BERLIN (Reuters) - Germany on Monday agreed to support French troops fighting Islamist rebels in Mali although it ruled out sending combat troops to the West African country.
Al Qaeda-linked Islamist rebels launched a counter-offensive in Mali on Monday after four days of French air strikes on their northern strongholds, seizing the central town of Diabaly and promising to drag France into a brutal Afghanistan-style war.
France launched a surprise mission to halt the rebels’ push south last Friday, earning promises of logistical support from the United States, Britain and Canada.
Germany, which disappointed allies two years ago in refusing to join an operation against Libya’s Muammar Gaddafi, then followed suit.
“Foreign Minister Guido Westerwelle offered to work with the French government in exploring how Germany could support the French mission, outside of sending combat troops, through political, logistical, medical and humanitarian means,” Germany’s Foreign Ministry said in a statement.
“Germany will not leave France alone in this difficult situation,” spokesman Andreas Peschke told reporters.
Westerwelle in a phone call with French counterpart Laurent Fabius also discussed the need to intensify European Union preparations for a mission to Mali to train government troops, the ministry said.
European Union foreign ministers will hold an extraordinary meeting in Brussels this week to discuss the crisis.
The German foreign ministry declined to give details on what kind of support Germany could offer.
It may say more on Wednesday when Ivory Coast President Alassane Ouattara, who holds the rotating chairmanship of the West African bloc ECOWAS, visits for talks with German Chancellor Angela Merkel.
Paris has pressed ECOWAS to deploy 3,300 African soldiers as quickly as possible in Mali.

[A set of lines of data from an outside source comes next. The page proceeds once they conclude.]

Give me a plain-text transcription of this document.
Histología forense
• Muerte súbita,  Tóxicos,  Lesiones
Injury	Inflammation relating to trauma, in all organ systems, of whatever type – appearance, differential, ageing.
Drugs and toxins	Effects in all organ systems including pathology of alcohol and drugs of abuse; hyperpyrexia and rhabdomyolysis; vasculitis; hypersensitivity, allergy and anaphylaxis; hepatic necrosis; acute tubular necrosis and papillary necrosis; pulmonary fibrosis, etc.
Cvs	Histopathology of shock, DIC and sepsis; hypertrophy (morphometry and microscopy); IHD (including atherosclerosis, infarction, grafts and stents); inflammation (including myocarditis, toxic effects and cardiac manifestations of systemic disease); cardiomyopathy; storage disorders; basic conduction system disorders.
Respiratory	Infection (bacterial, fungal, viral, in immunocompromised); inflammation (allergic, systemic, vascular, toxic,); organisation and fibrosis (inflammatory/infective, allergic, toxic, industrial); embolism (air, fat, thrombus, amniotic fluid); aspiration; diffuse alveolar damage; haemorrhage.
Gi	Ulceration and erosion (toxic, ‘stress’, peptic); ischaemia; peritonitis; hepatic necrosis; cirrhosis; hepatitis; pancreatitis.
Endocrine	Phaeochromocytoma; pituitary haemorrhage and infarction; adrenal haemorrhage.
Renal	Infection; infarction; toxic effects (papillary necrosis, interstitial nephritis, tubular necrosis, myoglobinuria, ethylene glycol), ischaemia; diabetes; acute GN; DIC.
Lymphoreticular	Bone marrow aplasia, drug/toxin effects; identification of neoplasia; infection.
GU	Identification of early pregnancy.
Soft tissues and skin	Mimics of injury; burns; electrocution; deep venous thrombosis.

Asked if Ouattara would request military transport planes to fly African troops to Mali, German Defence Minister Thomas de Maiziere said he had not heard such a request but could look into it.
Germany, which in the wake of its past aggression has sometimes struggled to define its military role, has said since last October that it could support an EU mission to train troops but would not engage in combat.